TSa Thomas.Sandlass-at-barco.com |Perl 6| wrote:


Which is no problem if ::T defines it in the lexical scope. Any
outer definition is hidden. I guess re-using ::T in the same scope
again for capturing a new type is an error. Just like redeclaring
a value variable. BTW is
You appear to be saying that any use of Type with the sigil ::Type, in a signature where a type is expected, makes it generic and declares it hiding any outer value.

Reading S02 again, I see that is explained.
"C<::> can serve as its own sigil indicating intentional use of a not-yet-declared package name."

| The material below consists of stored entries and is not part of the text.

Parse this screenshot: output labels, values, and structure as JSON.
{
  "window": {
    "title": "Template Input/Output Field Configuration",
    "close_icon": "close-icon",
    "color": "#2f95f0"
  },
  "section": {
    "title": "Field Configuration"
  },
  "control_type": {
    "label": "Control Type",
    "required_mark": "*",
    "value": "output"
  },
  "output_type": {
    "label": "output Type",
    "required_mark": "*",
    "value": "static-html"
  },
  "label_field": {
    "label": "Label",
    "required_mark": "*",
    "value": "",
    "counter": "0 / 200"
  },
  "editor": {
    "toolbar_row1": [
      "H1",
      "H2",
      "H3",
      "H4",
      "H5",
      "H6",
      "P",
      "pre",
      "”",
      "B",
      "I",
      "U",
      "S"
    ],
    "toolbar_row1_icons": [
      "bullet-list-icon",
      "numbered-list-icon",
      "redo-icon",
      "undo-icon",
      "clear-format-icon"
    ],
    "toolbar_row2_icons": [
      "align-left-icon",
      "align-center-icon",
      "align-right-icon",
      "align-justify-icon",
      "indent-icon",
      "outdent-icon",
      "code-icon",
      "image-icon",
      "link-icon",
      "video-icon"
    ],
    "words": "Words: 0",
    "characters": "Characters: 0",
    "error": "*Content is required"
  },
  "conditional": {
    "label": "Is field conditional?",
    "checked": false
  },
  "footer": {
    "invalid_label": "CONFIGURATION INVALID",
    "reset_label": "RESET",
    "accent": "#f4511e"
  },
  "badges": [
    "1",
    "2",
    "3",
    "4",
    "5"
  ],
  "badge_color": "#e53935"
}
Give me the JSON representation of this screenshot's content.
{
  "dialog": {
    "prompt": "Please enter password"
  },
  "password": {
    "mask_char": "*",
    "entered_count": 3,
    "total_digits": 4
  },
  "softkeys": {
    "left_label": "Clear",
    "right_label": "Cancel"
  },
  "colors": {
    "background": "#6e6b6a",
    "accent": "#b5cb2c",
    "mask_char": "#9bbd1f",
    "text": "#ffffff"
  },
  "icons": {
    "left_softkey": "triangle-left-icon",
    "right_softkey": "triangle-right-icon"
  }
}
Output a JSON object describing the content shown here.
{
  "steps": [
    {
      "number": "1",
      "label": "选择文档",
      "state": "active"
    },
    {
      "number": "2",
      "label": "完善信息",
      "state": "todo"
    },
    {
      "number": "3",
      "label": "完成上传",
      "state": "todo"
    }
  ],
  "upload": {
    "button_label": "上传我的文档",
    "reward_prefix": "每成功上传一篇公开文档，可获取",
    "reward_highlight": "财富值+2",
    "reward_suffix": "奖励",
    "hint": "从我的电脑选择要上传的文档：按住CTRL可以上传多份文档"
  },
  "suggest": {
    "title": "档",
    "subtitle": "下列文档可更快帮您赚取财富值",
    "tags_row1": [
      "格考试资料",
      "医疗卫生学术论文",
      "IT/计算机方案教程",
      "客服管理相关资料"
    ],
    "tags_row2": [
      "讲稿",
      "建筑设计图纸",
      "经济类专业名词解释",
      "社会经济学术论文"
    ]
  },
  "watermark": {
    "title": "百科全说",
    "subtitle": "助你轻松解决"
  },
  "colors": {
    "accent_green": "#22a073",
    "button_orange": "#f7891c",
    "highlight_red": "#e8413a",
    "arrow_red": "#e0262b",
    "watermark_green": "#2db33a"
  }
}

But the synopses uses ::Type to empasize that it is a Type, e.g. "$spot is initialized with ::Dog".

In one case it is used for a Signature.

  my ::MySig ::= :(Int, Num, Complex, Status)



And here it is used to indicate "type" so as not to run into reserved syntax:

Foo::<::Bar><::Baz> # same as Foo::Bar::Baz

And in S03:

Type names

   Num
   ::Some::Package


Class-qualified method call

   $obj.::Class::meth

In S06:

   is ::Foo[...]       # definitely a parameterized typename

In S10:

Since there are no barewords in Perl 6, package names must be predeclared,
or use the sigil-like C<::PackageName> syntax.  The C<::> prefix does not



imply top-levelness as it does in Perl 5.  (Use C<::*> for that.)




   $obj.Class::meth    # same thing, assuming Class is predeclared


Finally, in S12:

In an rvalue context the C<::> prefix is a no-op, but in a declarational 
context, it binds a new type name within its declared scope.

=======

So, I agree with your reading. But I don't like it.